Lucinda se sentía cada vez más inquieta, pero esa voz volvía a ella: "sos fuerte, más fuerte de los que creés. No hay nada que no puedas hacer si te lo propones".
Esas palabras la calmaron y se las repetía ella misma como una oración. Le dieron la fuerza necesaria para ignorar las miradas de sus compañeros y poder dejar de lado su incomodidad.
El momento había llegado. Formaron las filas y ella tuvo que ir al final por ser más alta. Mantuvo la vista en alto y al frente, ignorando las miradas y los gestos que le hacían. No iba a dejar que nadie la lastimara una vez más. Lo había decidido y así sería.
Era un pensamiento muy maduro para alguien de su edad, pero muy necesario. Estaba cansada de las burlas, de las miradas a escondidas, estaba cansada de sentir vergüenza por un rasgo de ella que la hacía única.
Siempre sintió curiosidad por sus ojos, nunca había visto a nadie con unos similares. Les había preguntado a sus padres por qué eran así y ellos le respondieron con cierto nervisismo, asegurando que era una peculiaridad de familia, pues su madre así los tenía.
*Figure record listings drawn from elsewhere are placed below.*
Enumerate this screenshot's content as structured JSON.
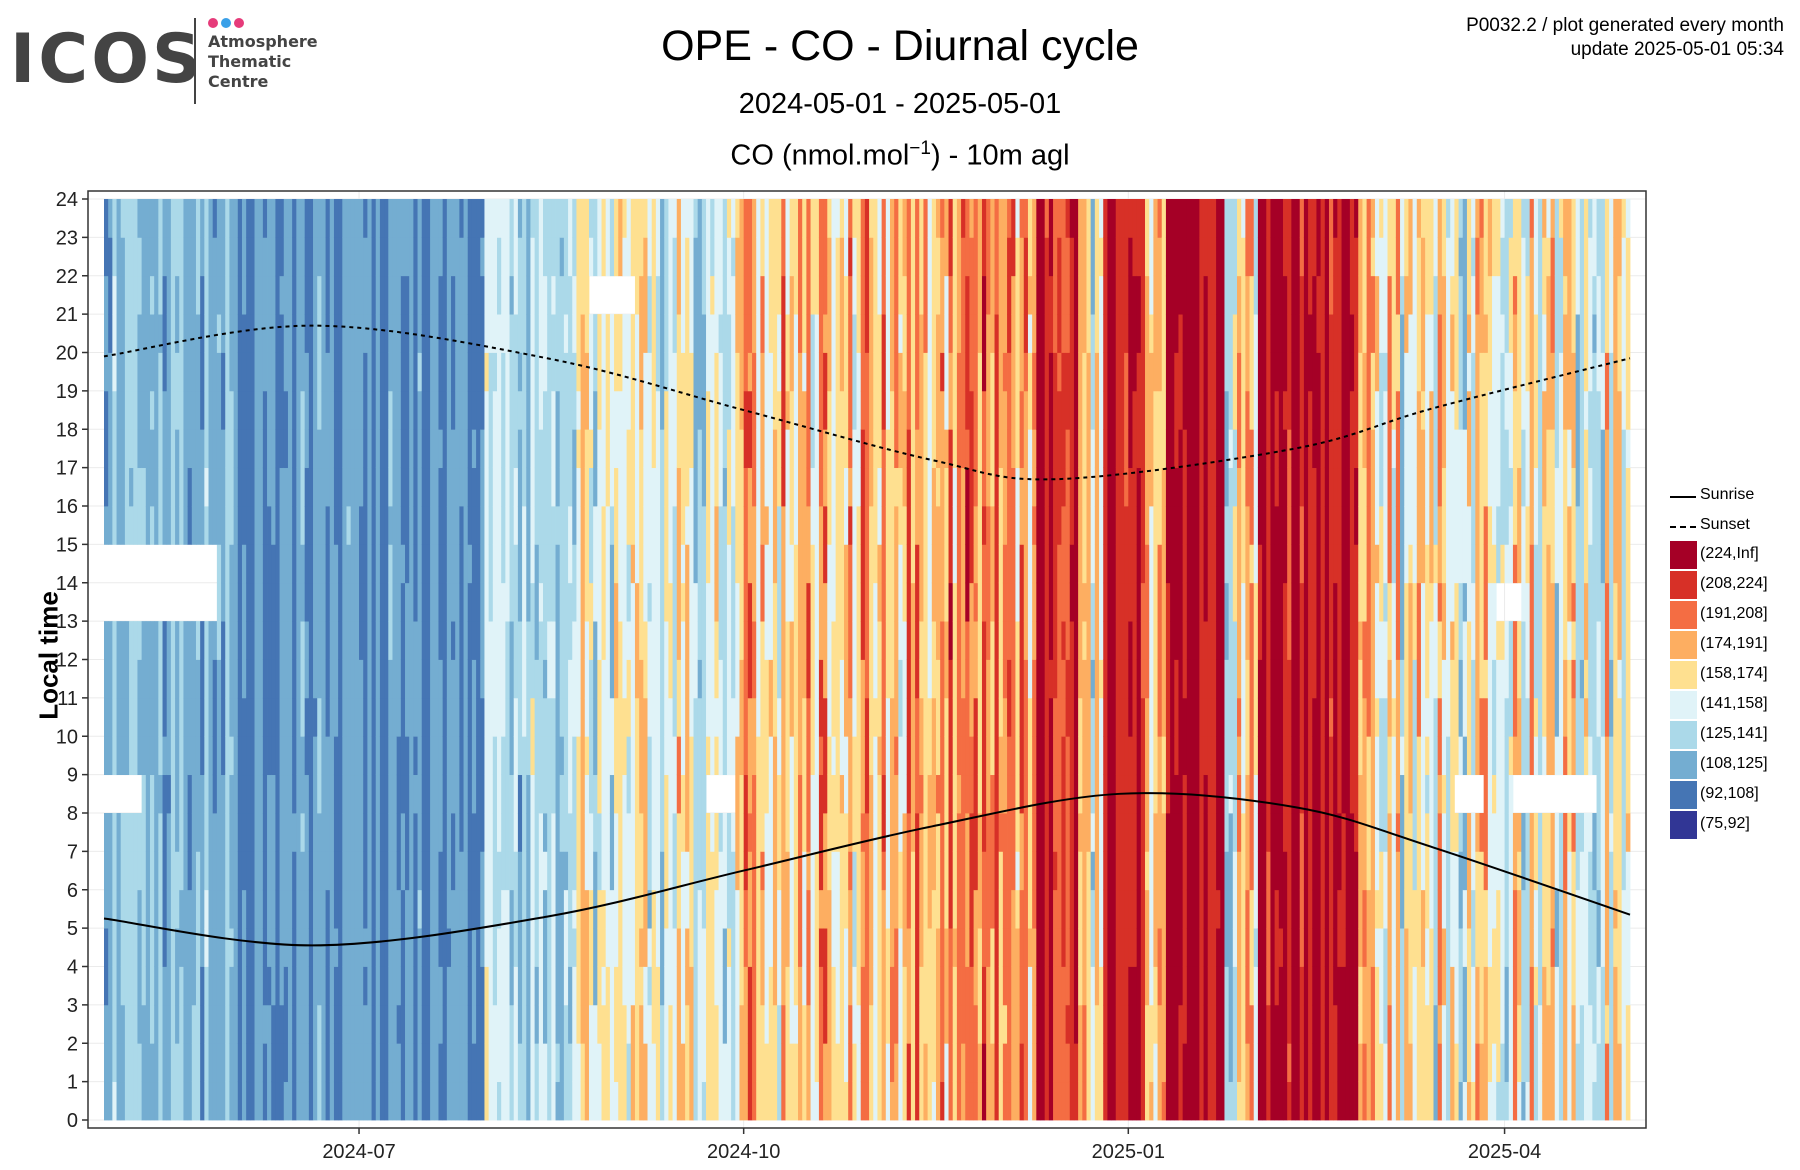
{
  "logo": {
    "word": "ICOS",
    "line1": "Atmosphere",
    "line2": "Thematic",
    "line3": "Centre",
    "dot_colors": [
      "#e63b7a",
      "#3aa0e8",
      "#e63b7a"
    ]
  },
  "meta": {
    "line1": "P0032.2 / plot generated every month",
    "line2": "update  2025-05-01 05:34"
  },
  "chart_data": {
    "type": "heatmap",
    "title": "OPE - CO - Diurnal cycle",
    "subtitle": "2024-05-01 - 2025-05-01",
    "subtitle2_main": "CO (nmol.mol",
    "subtitle2_sup": "−1",
    "subtitle2_tail": ") - 10m agl",
    "ylabel": "Local time",
    "xlabel": "",
    "x_range": [
      "2024-05-01",
      "2025-05-01"
    ],
    "x_ticks": [
      {
        "date": "2024-07-01",
        "label": "2024-07"
      },
      {
        "date": "2024-10-01",
        "label": "2024-10"
      },
      {
        "date": "2025-01-01",
        "label": "2025-01"
      },
      {
        "date": "2025-04-01",
        "label": "2025-04"
      }
    ],
    "y_ticks": [
      0,
      1,
      2,
      3,
      4,
      5,
      6,
      7,
      8,
      9,
      10,
      11,
      12,
      13,
      14,
      15,
      16,
      17,
      18,
      19,
      20,
      21,
      22,
      23,
      24
    ],
    "ylim": [
      0,
      24
    ],
    "grid": true,
    "legend_position": "right",
    "bins": [
      {
        "label": "(224,Inf]",
        "color": "#a50026"
      },
      {
        "label": "(208,224]",
        "color": "#d73027"
      },
      {
        "label": "(191,208]",
        "color": "#f46d43"
      },
      {
        "label": "(174,191]",
        "color": "#fdae61"
      },
      {
        "label": "(158,174]",
        "color": "#fee090"
      },
      {
        "label": "(141,158]",
        "color": "#e0f3f8"
      },
      {
        "label": "(125,141]",
        "color": "#abd9e9"
      },
      {
        "label": "(108,125]",
        "color": "#74add1"
      },
      {
        "label": "(92,108]",
        "color": "#4575b4"
      },
      {
        "label": "(75,92]",
        "color": "#313695"
      }
    ],
    "level_by_period": [
      {
        "start": "2024-05-01",
        "end": "2024-06-01",
        "level": 2.4,
        "spread": 1.0
      },
      {
        "start": "2024-06-01",
        "end": "2024-07-31",
        "level": 1.6,
        "spread": 0.8
      },
      {
        "start": "2024-07-31",
        "end": "2024-08-20",
        "level": 3.0,
        "spread": 1.4
      },
      {
        "start": "2024-08-20",
        "end": "2024-10-01",
        "level": 4.4,
        "spread": 2.0
      },
      {
        "start": "2024-10-01",
        "end": "2024-11-15",
        "level": 5.8,
        "spread": 2.2
      },
      {
        "start": "2024-11-15",
        "end": "2024-12-10",
        "level": 6.2,
        "spread": 2.2
      },
      {
        "start": "2024-12-10",
        "end": "2024-12-20",
        "level": 8.2,
        "spread": 1.2
      },
      {
        "start": "2024-12-20",
        "end": "2024-12-26",
        "level": 4.5,
        "spread": 2.0
      },
      {
        "start": "2024-12-26",
        "end": "2025-01-05",
        "level": 8.5,
        "spread": 1.0
      },
      {
        "start": "2025-01-05",
        "end": "2025-01-10",
        "level": 6.0,
        "spread": 2.2
      },
      {
        "start": "2025-01-10",
        "end": "2025-01-24",
        "level": 8.6,
        "spread": 0.9
      },
      {
        "start": "2025-01-24",
        "end": "2025-02-01",
        "level": 4.5,
        "spread": 2.2
      },
      {
        "start": "2025-02-01",
        "end": "2025-02-25",
        "level": 8.4,
        "spread": 1.1
      },
      {
        "start": "2025-02-25",
        "end": "2025-05-01",
        "level": 4.6,
        "spread": 2.2
      }
    ],
    "missing_data": [
      {
        "start": "2024-05-01",
        "end": "2024-05-10",
        "hour_from": 8,
        "hour_to": 9
      },
      {
        "start": "2024-05-01",
        "end": "2024-05-28",
        "hour_from": 13,
        "hour_to": 15
      },
      {
        "start": "2024-08-25",
        "end": "2024-09-05",
        "hour_from": 21,
        "hour_to": 22
      },
      {
        "start": "2024-09-22",
        "end": "2024-09-29",
        "hour_from": 8,
        "hour_to": 9
      },
      {
        "start": "2025-03-20",
        "end": "2025-03-27",
        "hour_from": 8,
        "hour_to": 9
      },
      {
        "start": "2025-04-03",
        "end": "2025-04-23",
        "hour_from": 8,
        "hour_to": 9
      },
      {
        "start": "2025-03-30",
        "end": "2025-04-05",
        "hour_from": 13,
        "hour_to": 14
      }
    ],
    "series": [
      {
        "name": "Sunrise",
        "style": "solid",
        "points": [
          [
            "2024-05-01",
            5.25
          ],
          [
            "2024-06-20",
            4.55
          ],
          [
            "2024-08-15",
            5.3
          ],
          [
            "2024-10-01",
            6.5
          ],
          [
            "2024-11-15",
            7.65
          ],
          [
            "2024-12-30",
            8.5
          ],
          [
            "2025-02-10",
            8.15
          ],
          [
            "2025-03-15",
            7.1
          ],
          [
            "2025-05-01",
            5.35
          ]
        ]
      },
      {
        "name": "Sunset",
        "style": "dashed",
        "points": [
          [
            "2024-05-01",
            19.9
          ],
          [
            "2024-06-20",
            20.7
          ],
          [
            "2024-08-15",
            19.85
          ],
          [
            "2024-10-01",
            18.5
          ],
          [
            "2024-11-15",
            17.2
          ],
          [
            "2024-12-15",
            16.7
          ],
          [
            "2025-02-10",
            17.5
          ],
          [
            "2025-03-15",
            18.55
          ],
          [
            "2025-05-01",
            19.85
          ]
        ]
      }
    ]
  }
}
Esa explicación había sido suficiente para que Lucinda se sintiera orgullosa de ellos, por tener la certeza de que tenía algo que la hacía parecerse a su madre.
Pero al darse cuenta de que ellos la hacían el foco de las burlas ya no se sentía igual.
Eso había cambiado. De ahora en más llevaría con orgullo su marca personal, sin importarle lo que otros pudieran pensar.
Caminaron todos al altar, y tomaron sus lugares. Desde su asiento, Lucinda podía ver a sus padres y les dió la más sincera de sus sonrisas, tratando de transmitirles todo el amor que sentía hacía ellos.
María no dejaba de llorar, estaba orgullosa de su niña y Pedro solo la abrazaba, mostrando los ojos aguados, pero sin derramar lágrimas.
Lucinda esperaba ser llamada por el cura, y paseaba su mirada por el resto de la sala. Había mucha más gente que los domingos de misa regulares. Caras conocidas, otras no tanto.
De pronto sus ojos se encontraron con los de un hombre que no dejaba de mirarla y no apartó la vista cuando ella se dió cuenta.